Nº 13 David Blundell

BTM Draw

Section B.2.

David Blundell (Gales)


I 1…Ka4 2.h3z/i Ka5 3.Kc5z Ka6 4.Kc6z/ii Ka5 5.Kc5z a6 6.h4/iii h5 7.Kc4 Kb6 8.Kb4 Kc6 9.Ka5 Kd6 10.Kxa6 Ke6 11.Kb5 Kf5 12.Kc4 Kg4 13.Kd3 Kxh4 14.Ke2 Kg3 15.Kf1 and draws.

II 1…Kb2 2.Kb5 Kc3 3.Ka6 Kd3 4.Kxa7 Ke3 5.Kb6 Kf3 6.Kc5 Kg2 7.h4/iv Kg3 8.h5 Kg4 9.Kd4(c4) Kxh5 10.Ke3 Kg4 11.Kf2 draw.

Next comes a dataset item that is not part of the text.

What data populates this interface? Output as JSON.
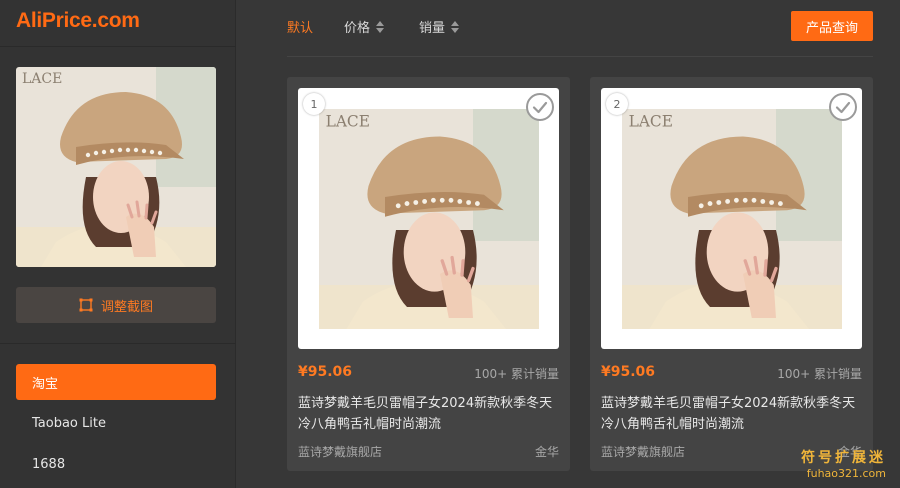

(i) And not the plausible 2.Kc5? since after 2…h5 3.Kc4 h4 the White pawn is confined to h2/h3 and Black is able to advance the a pawn, e.g. 4.h3 a5 5.Kc3 Kb5 6.Kb3 Kc5 7.Ka4 Kd5 8.Kxa5 Ke5 9.Kb4 Kf4 10.Kc3 Kg3 11.Kd2 Kxh3 12.Ke2 Kg2 and wins.

2.h4? h5z and White will have to “release” the Black king with the pawn still at a7, e.g. 4.Kc5 Kb3/i.i 5.Kb5 Kc3 6.Ka6 Kd3 7.Kxa7 Ke3 8.Kb6 Kf3 9.Kc5 Kg3 10.Kd4 Kxh4 11.Ke3 Kg3.
(i.i) Or 4…Ka5 5.Kc4 Kb6 etc.

(ii) Wrong would be 4.h4? Kb7 when the capture of the pawn at a7 instead of a6 leaves the white king unable to get back to stop the h pawn, e.g. 5.Kb5 Kc7 6.Ka6 Kd7 7.Kxa7 Ke6 8.Kb6 Kf5 9.Kc5 Kg4 10.Kd4 Kxh4 11.Ke3 Kg3 and wins.

(iii) With the pawn at h3, White cannot release the Black king, 6.Kc4? Kb6 7.Kb4 Kc6 8.Ka5 Kd6 9.Kxa5 Ke5 10.Kb5 Kf4 11.Kc4 Kg3 12.Kd3 Kxh3 13.Ke2 Kg2 and wins.

(iv) 7.Kd4? Kxh2 8.Ke3 Kg3 9.Ke2 Kg2 10.Ke3 h5 wins.

(1) The study has been tested for soundness by the Nalimov tablebases but these were not used during composition.